Corinne Bouchoux
Corinne Bouchoux was born on the 5th January, 1964 and is a historian and a French politician who became senator for the European Écologie-Les Verts (EELV) Green Party of Maine-et-Loire in the French Senate in 2011.
Political Career
Apart from being elected senator for the EELV in 2011, Bouchoux is also the Secretary of the Senate Committee for Monitoring the Implementation of Laws, a member of the Committee on Culture, Education and Communication, a member of the Parliamentarian Office for the Evaluation of Scientific and Technological Choices, and a member of the Delegation of Women's Rights and Equal Opportunities for Men and Women. The support to citizenship for students, the fight against homophobia and sexism are Bouchoux's commitments, both in professional and activist ways. Corinne Bouchoux, openly homosexual, considers her claim of homosexuality as a militant act addressed to young people "who do not have enough positive portrayals of homosexuality", and ultimately attempts to show them that being homosexual does not mean they cannot pursue a political and public career.
Education
Bouchoux is a teacher on Economic and Social Sciences, a member of the Institute of Political Studies of Paris and a doctor in History (University of Angers). Associate in Science and Life Saving, later called Economic Alternatives, she taught in secondary schools and she was a teacher of Contemporary History at the Institute of Political Studies of Paris between the years 1989 and 2002. Furthermore, from 1997 to 2007 she was senior staff of the Ministry of National Education. In September 2007, she became the research engineer responsible for the management of the formation and the student life within Agrocampus Ouest, within the National Institute of Horticulture and Landscape in the University of Angers.
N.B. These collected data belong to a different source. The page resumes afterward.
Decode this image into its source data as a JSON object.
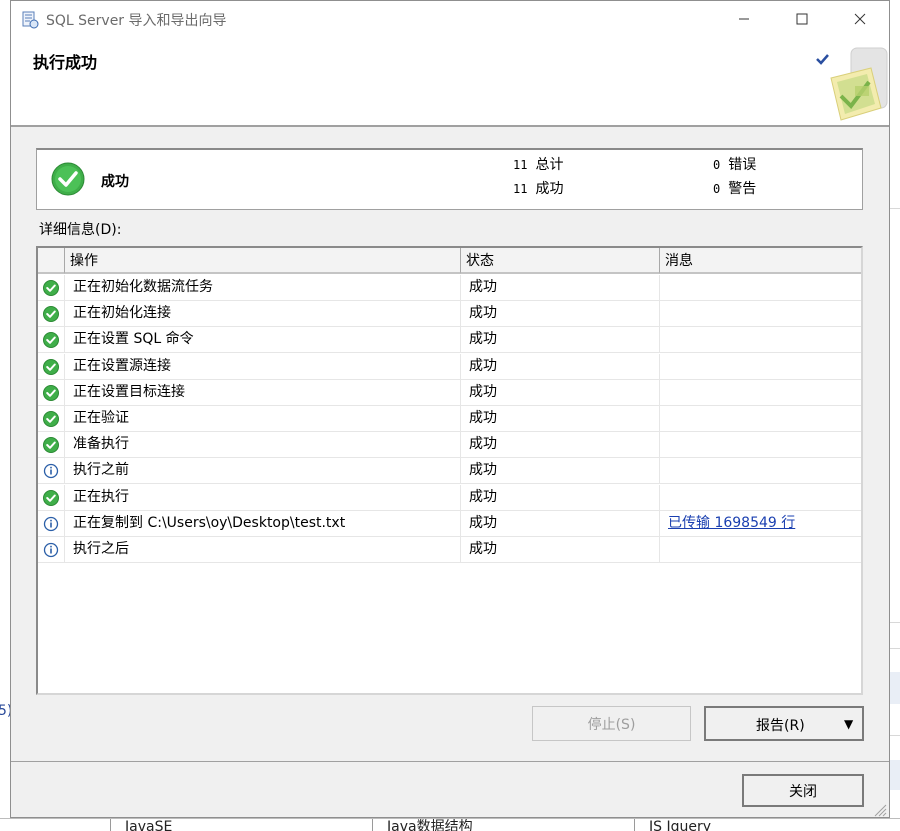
{
  "window": {
    "title": "SQL Server 导入和导出向导",
    "icon": "wizard-app-icon",
    "controls": {
      "minimize": "minimize-icon",
      "maximize": "maximize-icon",
      "close": "close-icon"
    }
  },
  "header": {
    "title": "执行成功",
    "graphic": "checkmark-sheet-graphic"
  },
  "summary": {
    "status": "成功",
    "status_icon": "success-icon",
    "total_count": "11",
    "total_label": "总计",
    "success_count": "11",
    "success_label": "成功",
    "error_count": "0",
    "error_label": "错误",
    "warning_count": "0",
    "warning_label": "警告"
  },
  "details": {
    "label": "详细信息(D):",
    "columns": [
      "操作",
      "状态",
      "消息"
    ],
    "rows": [
      {
        "icon": "success-icon",
        "action": "正在初始化数据流任务",
        "status": "成功",
        "message": ""
      },
      {
        "icon": "success-icon",
        "action": "正在初始化连接",
        "status": "成功",
        "message": ""
      },
      {
        "icon": "success-icon",
        "action": "正在设置 SQL 命令",
        "status": "成功",
        "message": ""
      },
      {
        "icon": "success-icon",
        "action": "正在设置源连接",
        "status": "成功",
        "message": ""
      },
      {
        "icon": "success-icon",
        "action": "正在设置目标连接",
        "status": "成功",
        "message": ""
      },
      {
        "icon": "success-icon",
        "action": "正在验证",
        "status": "成功",
        "message": ""
      },
      {
        "icon": "success-icon",
        "action": "准备执行",
        "status": "成功",
        "message": ""
      },
      {
        "icon": "info-icon",
        "action": "执行之前",
        "status": "成功",
        "message": ""
      },
      {
        "icon": "success-icon",
        "action": "正在执行",
        "status": "成功",
        "message": ""
      },
      {
        "icon": "info-icon",
        "action": "正在复制到 C:\\Users\\oy\\Desktop\\test.txt",
        "status": "成功",
        "message": "已传输 1698549 行"
      },
      {
        "icon": "info-icon",
        "action": "执行之后",
        "status": "成功",
        "message": ""
      }
    ]
  },
  "buttons": {
    "stop": "停止(S)",
    "report": "报告(R)",
    "close": "关闭"
  },
  "background": {
    "left_fragment": "5)",
    "bottom_cells": [
      "JavaSE",
      "Java数据结构",
      "JS Jquery"
    ]
  },
  "colors": {
    "success_green": "#3fae49",
    "info_blue": "#2b5fa8",
    "link_blue": "#1a3fb0",
    "dialog_bg": "#f0f0f0"
  }
}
This public Institute is linked to the Ministry of Agriculture where engineers in horticulture and landscape receive their formation and education. Corinne Bouchoux decided to leave the Institute following her election as senator in 2011. On the other hand, she collaborates with Musea, the Virtual Museum of the History of Women and Gender, created by the University of Angers, where she came to design four exhibitions: Citizen Bonnevial Marie (1841-1918), Rose Valland on the front of the Art, Family Planning: 50 years posters, exhibition devoted to the French Movement for Family Planning, and finally an exposition of posters and photos about Yvette Roudy. Nowadays she works mainly on the following subjects: the attractiveness of regions, economic intelligence and its teaching in France for 20 years, transforming the way we produce and the impact on the skills of actors and territories, focusing on a gender perspective.